Multidimensional mechanistic analysis elucidates spermatogenesis disruption induced by bisphenol S

Abstract

Bisphenol S (BPS), a primary substitute for bisphenol A, has led to widespread environmental exposure globally. However, the effects of BPS on spermatogenesis disruption (SD) remain contentious, and the underlying mechanisms responsible for SD induced by BPS are not fully understood. In this study, we employed a multidimensional computational strategy, integrating network toxicology, bioinformatics, systematic machine learning, single-cell analysis, and biomolecular modeling, to comprehensively elucidate the molecular mechanisms by which BPS induces SD. Our findings suggest that BPS may disrupt spermatogenesis by interfering with multiple signaling pathways, including the cAMP signaling pathway, MAPK pathway, VEGF pathway, and PI3K-Akt pathway, thereby forming a synergistic toxic network.
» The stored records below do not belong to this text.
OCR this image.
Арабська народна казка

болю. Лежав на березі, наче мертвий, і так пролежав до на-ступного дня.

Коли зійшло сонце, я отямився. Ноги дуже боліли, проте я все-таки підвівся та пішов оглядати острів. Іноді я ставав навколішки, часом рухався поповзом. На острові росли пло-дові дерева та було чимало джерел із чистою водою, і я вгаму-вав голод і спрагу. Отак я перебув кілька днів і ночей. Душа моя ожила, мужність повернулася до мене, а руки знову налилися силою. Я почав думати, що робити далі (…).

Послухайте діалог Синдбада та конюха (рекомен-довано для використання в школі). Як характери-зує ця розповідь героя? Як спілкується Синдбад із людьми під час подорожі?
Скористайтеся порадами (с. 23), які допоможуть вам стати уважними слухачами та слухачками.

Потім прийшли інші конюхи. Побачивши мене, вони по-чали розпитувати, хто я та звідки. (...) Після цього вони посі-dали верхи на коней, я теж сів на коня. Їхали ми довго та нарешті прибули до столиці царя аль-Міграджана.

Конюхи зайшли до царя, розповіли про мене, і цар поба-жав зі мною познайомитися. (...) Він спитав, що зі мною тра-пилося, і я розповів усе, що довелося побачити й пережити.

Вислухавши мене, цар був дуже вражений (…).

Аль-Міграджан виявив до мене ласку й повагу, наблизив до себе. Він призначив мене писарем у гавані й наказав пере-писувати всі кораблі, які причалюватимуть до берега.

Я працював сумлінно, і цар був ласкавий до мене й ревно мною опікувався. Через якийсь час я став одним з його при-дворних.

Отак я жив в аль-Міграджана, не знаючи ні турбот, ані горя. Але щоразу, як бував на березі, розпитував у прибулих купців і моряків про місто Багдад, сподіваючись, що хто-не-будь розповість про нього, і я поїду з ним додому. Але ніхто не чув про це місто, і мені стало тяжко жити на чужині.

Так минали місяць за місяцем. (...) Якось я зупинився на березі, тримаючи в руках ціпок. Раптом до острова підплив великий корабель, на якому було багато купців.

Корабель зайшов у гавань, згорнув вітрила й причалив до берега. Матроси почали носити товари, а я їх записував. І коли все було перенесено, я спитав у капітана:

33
Through systematic screening utilizing 113 combinations of machine learning algorithms, we identified CTSK, GSTZ1, and PDE4D as core diagnostic biomarkers for SD, positing that these genes may serve as potential hub targets through which BPS disrupts spermatogenesis. Moreover, our analysis of testicular tissue-specific co-expression networks and single-cell data revealed that these hub genes are specifically expressed in testicular tissue, predominantly enriched in reproductive cell types such as Sertoli cells, peritubular myoid cells, spermatogonia, and spermatocytes. Biomolecular modeling further indicated a strong binding affinity between BPS and these hub proteins. This research not only provides critical insights into the reproductive toxicity risk assessment of BPS by elucidating its impact on spermatogenesis but also reveals novel biomarkers and potential intervention targets based on a multidimensional mechanistic analysis, thereby advancing the field of BPS reproductive toxicology.